Al ser indagado sobre las tareas del imputado Mariano Braga durante el año 1976 en el GAM 5, el testigo, en un intento de liberar de toda responsabilidad, ya condenado a perpetua, al genocida Mariano Rafael Braga, sostuvo: “El área de inteligencia es un puesto completamente técnico. El oficial de inteligencia, en este caso Braga, era el responsable de escribir los gráficos en combate del enemigo, llevar una carta de situación de inteligencia la cual debía combinar con la información del personal de operaciones y además proveer la cartografía, además de ser responsable de hacer estudios de seguridad de la unidad. Todas funciones completamente técnicas, distintas a las que puede tener una unidad de infantería, por ejemplo” explicó.

Cerrando la mención sobre Mariano Rafael Braga, el testigo indicó que éste “tenía un problema de movilidad porque había sufrido un accidente en un vehículo militar”, y que además poseía una notoria cicatriz en el rostro del lado izquierdo, que no supo explicitar si era notoria o no a la distancia.

Continuando con su declaración, el testigo admitió haber conocido al capitán Sidney Edgard Page, personal del Batallón de Inteligencia 601, que desplegó sus acciones represivas en Jujuy, específicamente en la “ Sección Adelantado Jujuy” durante los años ´76 y ´77: “Creo que él tenía una especialidad en inteligencia, eso se logra teniendo el grado de teniente primero, y después de haber cursado un año en la escuela de inteligencia”, pero negó saber la ubicación de esta área de inteligencia del ejército.

Sobre el capitán Raúl Barillau, quien fue designado en el año 1976 a la plana mayor de la policía de la provincia, dijo haberlo conocido, aunque no especificó el área en el que éste se desempeñó. Sin embargo, Bovone sí recordó a otros militares que fueron destinados a esa fuerza a cumplir funciones y que están fallecidos: “Me parece que estaba el Teniente Coronel Magario, el Mayor Arenas que ocupaba el cargo de sub secretario de gobierno y jefe de la policía y el Teniente coronel Bardaro que luego ocupó de forma transitoria el puesto de jefe de policía, si no me equivoco”.
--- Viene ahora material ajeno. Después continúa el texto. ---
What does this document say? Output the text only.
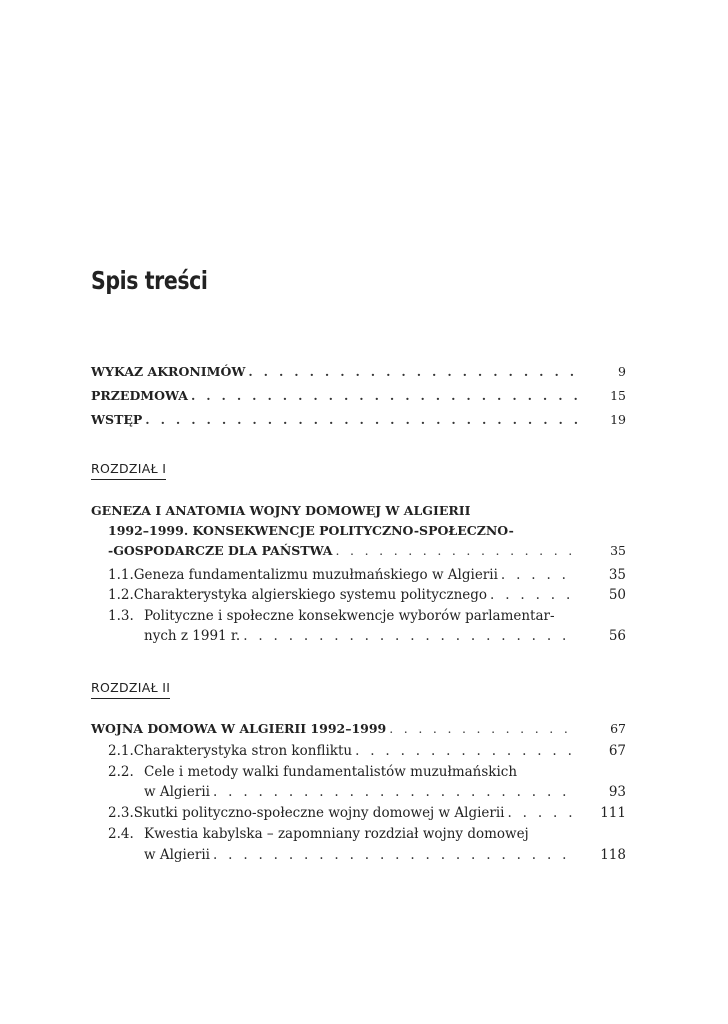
Spis treści
WYKAZ AKRONIMÓW . . .	9
PRZEDMOWA . . .	15
WSTĘP . . .	19
ROZDZIAŁ I
GENEZA I ANATOMIA WOJNY DOMOWEJ W ALGIERII
1992–1999. KONSEKWENCJE POLITYCZNO-SPOŁECZNO-
-GOSPODARCZE DLA PAŃSTWA . . .	35
1.1. Geneza fundamentalizmu muzułmańskiego w Algierii . . .	35
1.2. Charakterystyka algierskiego systemu politycznego . . .	50
1.3. Polityczne i społeczne konsekwencje wyborów parlamentar-
nych z 1991 r. . . .	56
ROZDZIAŁ II
WOJNA DOMOWA W ALGIERII 1992–1999 . . .	67
2.1. Charakterystyka stron konfliktu . . .	67
2.2. Cele i metody walki fundamentalistów muzułmańskich
w Algierii . . .	93
2.3. Skutki polityczno-społeczne wojny domowej w Algierii . . .	111
2.4. Kwestia kabylska – zapomniany rozdział wojny domowej
w Algierii . . .	118
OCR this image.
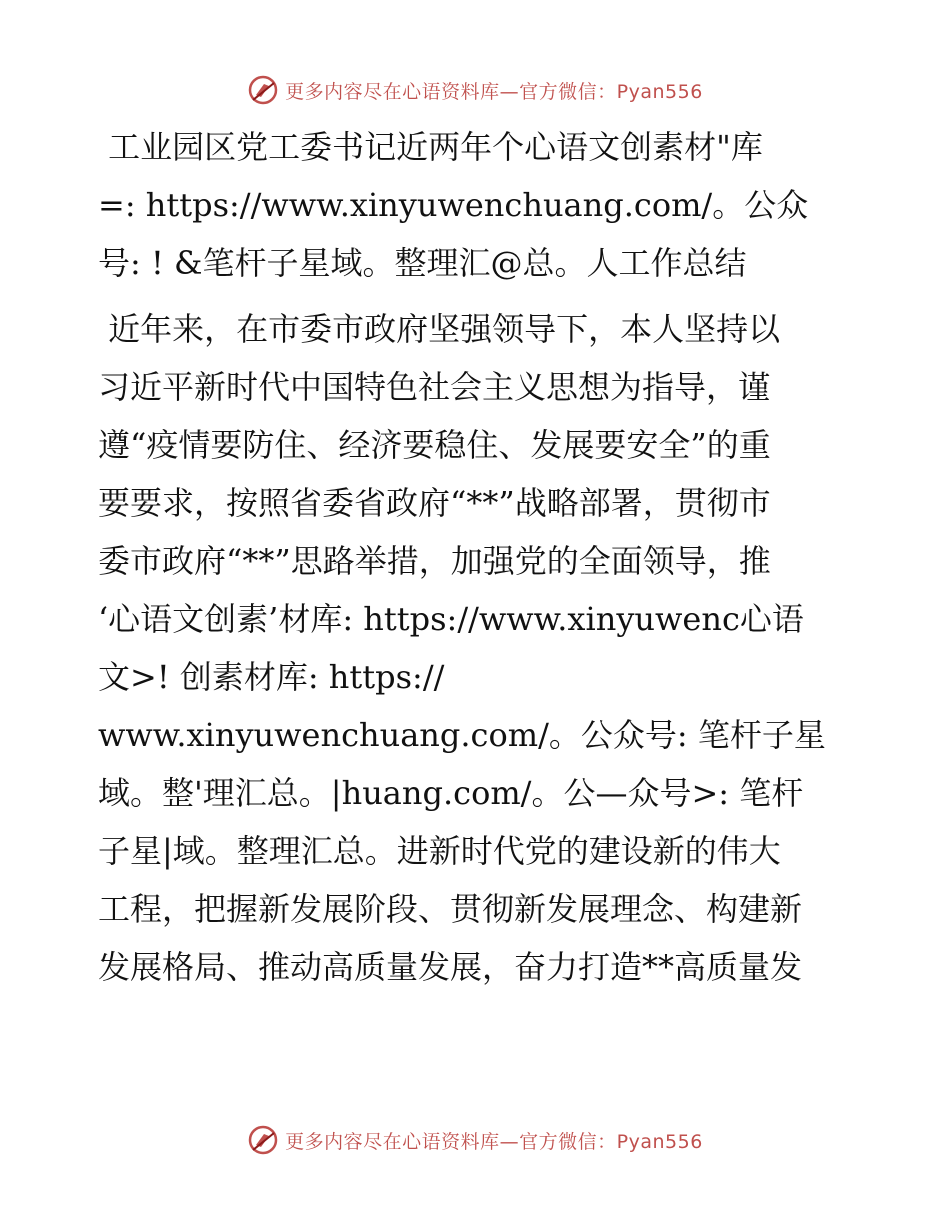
更多内容尽在心语资料库—官方微信：Pyan556

工业园区党工委书记近两年个心语文创素材"库

=: https://www.xinyuwenchuang.com/。公众

号: ! &笔杆子星域。整理汇@总。人工作总结

近年来，在市委市政府坚强领导下，本人坚持以

习近平新时代中国特色社会主义思想为指导，谨

遵“疫情要防住、经济要稳住、发展要安全”的重

要要求，按照省委省政府“**”战略部署，贯彻市

委市政府“**”思路举措，加强党的全面领导，推

‘心语文创素’材库: https://www.xinyuwenc心语

文>! 创素材库: https://

www.xinyuwenchuang.com/。公众号: 笔杆子星

域。整'理汇总。|huang.com/。公—众号>: 笔杆

子星|域。整理汇总。进新时代党的建设新的伟大

工程，把握新发展阶段、贯彻新发展理念、构建新

发展格局、推动高质量发展，奋力打造**高质量发

更多内容尽在心语资料库—官方微信：Pyan556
Con respecto a las víctimas y presos políticos, el ex militar negó de forma categórica tener conocimiento alguno. Por un lado, indicó haber tomado conocimiento del funcionamiento de un centro de detención en la localidad de Guerrero, lo que aclaró rápidamente, ante la demanda de más información por la parte acusadora, que fue muchos años después, gracias a “las noticias de los diarios”, y posteriormente negó que en el GAM 5 se hubieran mantenido personas privadas ilegalmente de su libertad.

Luego, Cura le preguntó sobre el SIFE (Sistema de Inteligencia de la Fuerza Ejército), y “la comunidad informativa”, Bovone respondió de forma esquiva asegurando que ignora las actividades que se realizaron en aquellas áreas.